For this comparison, we collected the most promising trucks from the middle tier, the Silverado 1500 LT Trail Boss, F-150 Tremor, 1500 Rebel G/T, and Tundra TRD Pro. We benched the GMC Sierra 1500 AT4 because it’s so similar to the Chevy but carries a nearly $6,000 price premium. The Nissan Titan Pro-4X was left out because it didn’t stand a chance.

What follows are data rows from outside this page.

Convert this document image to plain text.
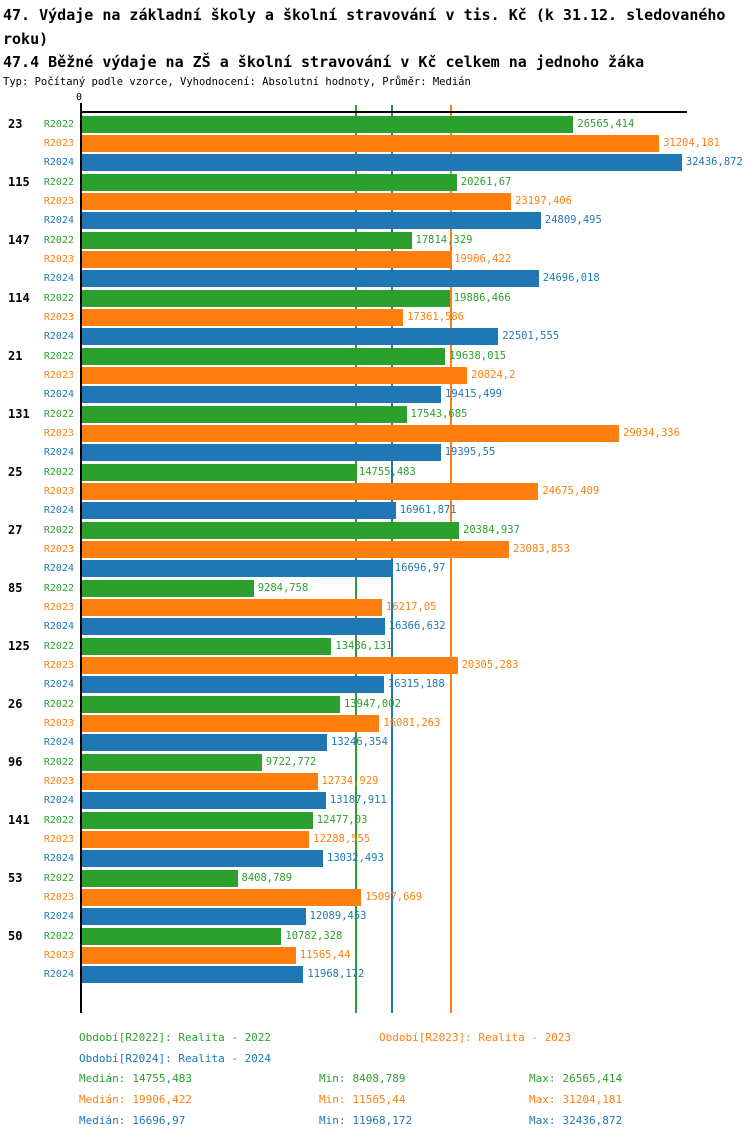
47. Výdaje na základní školy a školní stravování v tis. Kč (k 31.12. sledovaného
roku)
47.4 Běžné výdaje na ZŠ a školní stravování v Kč celkem na jednoho žáka
Typ: Počítaný podle vzorce, Vyhodnocení: Absolutní hodnoty, Průměr: Medián
0
23	R2022	26565,414
R2023	31204,181
R2024	32436,872
115	R2022	20261,67
R2023	23197,406
R2024	24809,495
147	R2022	17814,329
R2023	19906,422
R2024	24696,018
114	R2022	19886,466
R2023	17361,586
R2024	22501,555
21	R2022	19638,015
R2023	20824,2
R2024	19415,499
131	R2022	17543,685
R2023	29034,336
R2024	19395,55
25	R2022	14755,483
R2023	24675,409
R2024	16961,871
27	R2022	20384,937
R2023	23083,853
R2024	16696,97
85	R2022	9284,758
R2023	16217,05
R2024	16366,632
125	R2022	13486,131
R2023	20305,283
R2024	16315,188
26	R2022	13947,002
R2023	16081,263
R2024	13246,354
96	R2022	9722,772
R2023	12734,929
R2024	13187,911
141	R2022	12477,03
R2023	12288,555
R2024	13032,493
53	R2022	8408,789
R2023	15097,669
R2024	12089,453
50	R2022	10782,328
R2023	11565,44
R2024	11968,172
Období[R2022]: Realita - 2022	Období[R2023]: Realita - 2023
Období[R2024]: Realita - 2024
Medián: 14755,483	Min: 8408,789	Max: 26565,414
Medián: 19906,422	Min: 11565,44	Max: 31204,181
Medián: 16696,97	Min: 11968,172	Max: 32436,872
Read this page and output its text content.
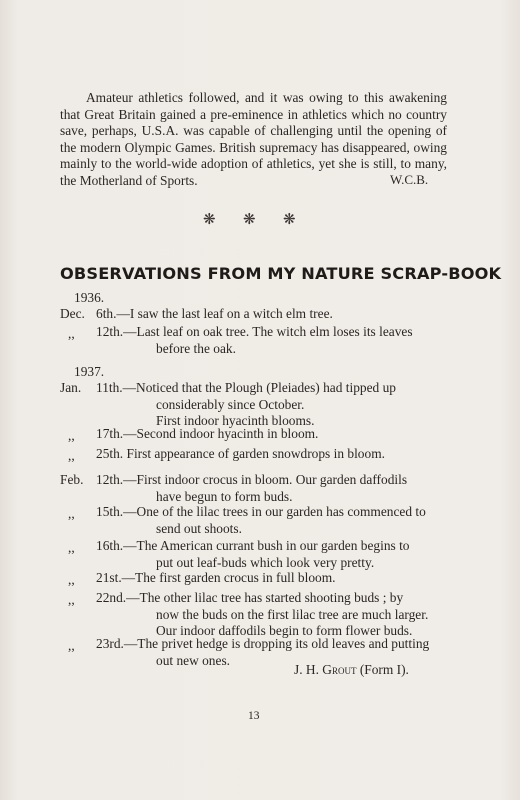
Amateur athletics followed, and it was owing to this awakening that Great Britain gained a pre-eminence in athletics which no country save, perhaps, U.S.A. was capable of challenging until the opening of the modern Olympic Games. British supremacy has disappeared, owing mainly to the world-wide adoption of athletics, yet she is still, to many, the Motherland of Sports.	W.C.B.
❋ ❋ ❋
OBSERVATIONS FROM MY NATURE SCRAP-BOOK
1936.
Dec. 6th.—I saw the last leaf on a witch elm tree.
,, 12th.—Last leaf on oak tree. The witch elm loses its leaves
before the oak.
1937.
Jan. 11th.—Noticed that the Plough (Pleiades) had tipped up
considerably since October.
First indoor hyacinth blooms.
,, 17th.—Second indoor hyacinth in bloom.
,, 25th. First appearance of garden snowdrops in bloom.
Feb. 12th.—First indoor crocus in bloom. Our garden daffodils
have begun to form buds.
,, 15th.—One of the lilac trees in our garden has commenced to
send out shoots.
,, 16th.—The American currant bush in our garden begins to
put out leaf-buds which look very pretty.
,, 21st.—The first garden crocus in full bloom.
,, 22nd.—The other lilac tree has started shooting buds ; by
now the buds on the first lilac tree are much larger.
Our indoor daffodils begin to form flower buds.
,, 23rd.—The privet hedge is dropping its old leaves and putting
out new ones.
J. H. Grout (Form I).
13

All the trucks in this test are outfitted with skidplates, all-terrain tires, locking rear differentials, and lifted suspensions for crawling over boulders, scrambling up loose grades, and paddling through thick mud. While they don’t have the high-flying, desert-running ability of the Raptor or TRX, they aren’t poseurs. We confirmed that at Michigan’s Holly Oaks Off-Road Vehicle Park, where the trucks chewed through a seven-layer salad of snow, mud, sand, dirt, rocks, slush, and standing water. Of course, for most buyers, a full-size truck is a daily driver and occasional toy, so we spent just as much time driving suburban streets, rural back roads, and Midwestern highways. The winner is the truck that’s as capable navigating a gnarly, rutted-out trail as it is the wildest habitat in the concrete jungle, the Costco parking lot.
The Tundra has elbowed its way into the full-size truck conversation for as long as it’s existed. In TRD Pro trim, the new-for-2022 third-gen truck delivers a 437-hp, 583-lb-ft elbow drop on the domestic competition. Its hybridized and twin-turbocharged 3.4-liter V-6 is the most powerful engine in this test.